I'm convinced the answer is going to be a simple transformation: the denominators of $(\ast)$ are of the form $\frac{x-1}{2},2x$ for $x$ the denominator in $(1)$. The presence of a $2$-multiplier and a $1/2$-multiplier suggests some simple cancellation. However, the two interpolating $1s$ are causing me a headache.

Does anyone know how we get $(\ast)$?

Answer 1

If you have prior knowledge of the answer, you can figure it out. I don’t know how you might derive it “from first principles” though! I’m a little surprised by the lack of publicly available information about continued fractions - you’d think ones concerning notable values, such as $e$, would have well-documented explanations.

If $\alpha_1:=\frac{1}{e^{2/s}-1}-\frac{s-1}{2}$ then $e^{2/s}=1+\frac{1}{\frac{s-1}{2}+\alpha_1}$. A simple series calculation finds: $$\alpha_1=\frac{\sum_{n\ge2}\frac{2^{n-1}\cdot(n-1)}{s^n\cdot(n+1)!}}{\sum_{n\ge1}\frac{2^n}{s^n\cdot n!}}$$If $\alpha_2:=\frac{1}{\alpha_1}-6s$, then $e^{2/s}=1+\frac{1}{\frac{s-1}{2}+}\frac{1}{6s+\alpha_2}$ and one calculates: $$\alpha_2=\frac{\sum_{n\ge3}\frac{2^n\cdot(n-1)(n-2)}{s^n\cdot(n+2)!}}{\sum_{n\ge2}\frac{2^{n-1}\cdot(n-1)}{s^n\cdot(n+1)!}}$$Continuing, let $\alpha_3:=\frac{1}{\alpha_2}-\frac{5s-1}{2}$: $$\alpha_3=\frac{\sum_{n\ge3}\frac{2^n\cdot n(n-1)(n-2)}{s^n\cdot(n+3)!}}{\sum_{n\ge3}\frac{2^n\cdot(n-1)(n-2)}{s^n\cdot(n+2)!}}$$Then, if (deliberately skipping $4$) $\alpha_5:=\frac{2\alpha_3-1}{1-\alpha_3}$, we have $e^{2/s}=1+\frac{1}{\frac{s-1}{2}+}\frac{1}{6s+}\frac{1}{\frac{5s-1}{2}+}\frac{1}{1+}\frac{1}{1+\alpha_5}$ and: $$\alpha_5=\frac{\sum_{n\ge4}\frac{2^n\cdot(n-1)(n-2)(n-3)}{s^n\cdot(n+3)!}}{3\sum_{n\ge3}\frac{2^n\cdot(n-1)(n-2)}{s^n\cdot(n+3)!}}$$Et cetera.

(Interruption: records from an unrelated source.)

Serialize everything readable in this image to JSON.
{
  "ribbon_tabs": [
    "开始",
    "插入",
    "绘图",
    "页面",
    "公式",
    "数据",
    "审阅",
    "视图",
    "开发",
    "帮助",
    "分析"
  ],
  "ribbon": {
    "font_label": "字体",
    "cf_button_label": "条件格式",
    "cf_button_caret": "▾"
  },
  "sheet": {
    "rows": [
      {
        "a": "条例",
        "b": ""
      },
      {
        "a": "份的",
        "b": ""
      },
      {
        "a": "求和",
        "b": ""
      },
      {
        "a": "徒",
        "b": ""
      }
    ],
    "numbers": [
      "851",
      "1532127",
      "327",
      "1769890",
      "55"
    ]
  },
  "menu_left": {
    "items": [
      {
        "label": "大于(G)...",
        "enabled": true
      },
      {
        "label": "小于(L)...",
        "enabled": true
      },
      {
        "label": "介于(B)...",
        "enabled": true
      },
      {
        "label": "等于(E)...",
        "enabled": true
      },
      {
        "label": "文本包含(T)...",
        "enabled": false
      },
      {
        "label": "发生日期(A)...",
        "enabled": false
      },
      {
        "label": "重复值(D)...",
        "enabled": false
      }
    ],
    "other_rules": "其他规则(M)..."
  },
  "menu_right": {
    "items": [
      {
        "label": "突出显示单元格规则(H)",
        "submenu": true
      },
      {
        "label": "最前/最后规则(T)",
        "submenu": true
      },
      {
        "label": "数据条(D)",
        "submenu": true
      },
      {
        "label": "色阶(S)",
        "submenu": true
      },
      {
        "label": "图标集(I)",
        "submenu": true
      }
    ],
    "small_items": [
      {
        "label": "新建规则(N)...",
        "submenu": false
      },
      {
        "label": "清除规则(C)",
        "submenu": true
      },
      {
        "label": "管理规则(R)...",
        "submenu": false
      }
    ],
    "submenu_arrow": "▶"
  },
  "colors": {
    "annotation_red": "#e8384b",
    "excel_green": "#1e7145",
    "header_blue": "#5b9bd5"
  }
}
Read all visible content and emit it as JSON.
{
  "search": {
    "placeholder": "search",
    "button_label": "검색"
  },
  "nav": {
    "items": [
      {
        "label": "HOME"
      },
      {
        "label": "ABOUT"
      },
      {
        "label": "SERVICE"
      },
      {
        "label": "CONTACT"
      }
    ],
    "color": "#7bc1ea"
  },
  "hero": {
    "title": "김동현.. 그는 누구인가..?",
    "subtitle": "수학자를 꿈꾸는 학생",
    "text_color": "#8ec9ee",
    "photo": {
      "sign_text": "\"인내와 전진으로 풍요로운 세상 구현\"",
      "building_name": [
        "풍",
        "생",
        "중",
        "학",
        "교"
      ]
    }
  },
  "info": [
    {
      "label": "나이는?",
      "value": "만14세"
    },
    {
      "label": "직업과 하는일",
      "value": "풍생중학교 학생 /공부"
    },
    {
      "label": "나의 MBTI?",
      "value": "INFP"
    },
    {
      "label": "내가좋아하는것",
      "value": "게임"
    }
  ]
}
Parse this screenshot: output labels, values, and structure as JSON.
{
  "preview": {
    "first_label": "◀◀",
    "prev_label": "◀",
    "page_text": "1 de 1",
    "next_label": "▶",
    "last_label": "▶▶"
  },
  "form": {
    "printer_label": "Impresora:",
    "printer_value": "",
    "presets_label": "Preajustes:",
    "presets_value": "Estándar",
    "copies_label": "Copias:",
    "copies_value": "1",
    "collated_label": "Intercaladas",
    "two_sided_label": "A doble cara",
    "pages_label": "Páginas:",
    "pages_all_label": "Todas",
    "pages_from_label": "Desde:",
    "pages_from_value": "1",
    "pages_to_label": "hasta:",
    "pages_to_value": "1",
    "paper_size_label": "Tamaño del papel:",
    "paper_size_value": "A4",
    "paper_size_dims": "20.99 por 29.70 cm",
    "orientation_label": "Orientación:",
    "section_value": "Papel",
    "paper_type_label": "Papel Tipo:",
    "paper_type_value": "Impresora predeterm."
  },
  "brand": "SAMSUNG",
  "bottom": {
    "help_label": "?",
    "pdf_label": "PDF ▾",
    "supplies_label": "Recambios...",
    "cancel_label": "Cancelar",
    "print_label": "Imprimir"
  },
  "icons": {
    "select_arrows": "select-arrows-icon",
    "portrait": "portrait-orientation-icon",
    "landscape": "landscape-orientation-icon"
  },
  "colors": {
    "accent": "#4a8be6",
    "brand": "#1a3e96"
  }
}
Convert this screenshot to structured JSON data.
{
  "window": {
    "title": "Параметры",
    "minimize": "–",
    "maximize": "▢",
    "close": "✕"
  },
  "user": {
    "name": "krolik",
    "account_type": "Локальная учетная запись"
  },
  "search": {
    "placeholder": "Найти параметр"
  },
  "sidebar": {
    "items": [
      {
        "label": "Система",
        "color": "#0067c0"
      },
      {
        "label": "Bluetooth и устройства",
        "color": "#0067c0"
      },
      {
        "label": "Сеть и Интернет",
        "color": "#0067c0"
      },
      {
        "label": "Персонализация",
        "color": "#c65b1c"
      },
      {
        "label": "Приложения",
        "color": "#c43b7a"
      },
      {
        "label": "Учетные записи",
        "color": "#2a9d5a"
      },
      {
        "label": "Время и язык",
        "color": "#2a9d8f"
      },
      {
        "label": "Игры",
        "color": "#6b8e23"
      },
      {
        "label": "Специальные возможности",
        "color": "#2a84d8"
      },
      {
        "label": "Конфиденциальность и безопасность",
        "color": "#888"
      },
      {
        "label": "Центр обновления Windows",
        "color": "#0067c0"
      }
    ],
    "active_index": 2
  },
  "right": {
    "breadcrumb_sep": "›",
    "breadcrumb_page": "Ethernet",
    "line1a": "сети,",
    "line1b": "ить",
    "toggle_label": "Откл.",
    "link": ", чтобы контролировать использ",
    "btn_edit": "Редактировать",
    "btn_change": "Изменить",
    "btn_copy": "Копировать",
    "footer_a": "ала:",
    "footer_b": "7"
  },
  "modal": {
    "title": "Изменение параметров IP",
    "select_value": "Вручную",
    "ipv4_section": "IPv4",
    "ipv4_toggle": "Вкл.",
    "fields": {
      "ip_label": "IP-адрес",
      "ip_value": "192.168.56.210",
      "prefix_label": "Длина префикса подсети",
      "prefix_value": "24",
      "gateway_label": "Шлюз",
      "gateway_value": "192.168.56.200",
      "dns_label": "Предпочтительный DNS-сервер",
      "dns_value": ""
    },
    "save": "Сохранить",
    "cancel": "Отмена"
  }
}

Inductively these values follow the progression (performing both $\frac{1}{1+}\frac{1}{1+}$ steps together, as done above when skipping from $\alpha_3\to\alpha_5$): $$\frac{\sum_{n\ge m+1}\frac{2^{n-1}\cdot\prod_{k=1}^m(n-k)}{s^n\cdot(n+m)!}}{\sum_{n\ge m}\frac{2^n\cdot\prod_{k=1}^{m-1}(n-k)}{s^n\cdot(n+m-1)!}},\frac{\sum_{n\ge m+2}\frac{2^n\cdot\prod_{k=1}^{m+1}(n-k)}{s^n\cdot(n+m+1)!}}{\sum_{n\ge m+1}\frac{2^{n-1}\cdot\prod_{k=1}^m(n-k)}{s^n\cdot(n+m)!}},\frac{\sum_{n\ge m+2}\frac{2^n\cdot n\prod_{k=1}^{m+1}(n-k)}{s^n\cdot(n+m+2)!}}{\sum_{n\ge m+2}\frac{2^n\cdot\prod_{k=1}^{m+1}(n-k)}{s^n\cdot(n+m+1)!}},\frac{\sum_{n\ge m+3}\frac{2^n\cdot\prod_{k=1}^{m+2}(n-k)}{s^n\cdot(n+m+2)!}}{(m+2)\sum_{n\ge m+2}\frac{2^n\cdot\prod_{k=1}^{m+1}(n-k)}{s^n\cdot(n+m+2)!}}$$With $m=1,4,7,10,...$.

Using some convergence results we can see that, since $\alpha_n\to0$ (empirically: I haven’t proven that yet, and will edit it in when I do) the continued fraction converges to $e^{2/s}$ for nonzero positive $s$. Certainly all terms are positive (eventually) when $s>0$ so convergence “to the right thing” is automatic (see the linked post).

Empirically it also converges for negative $s$ but that’s more annoying to deal with, due to the negative continued fraction coefficients. Anyway, if $s$ is negative you can just take a reciprocal as $e^{-2/s}=\frac{1}{e^{2/s}}$.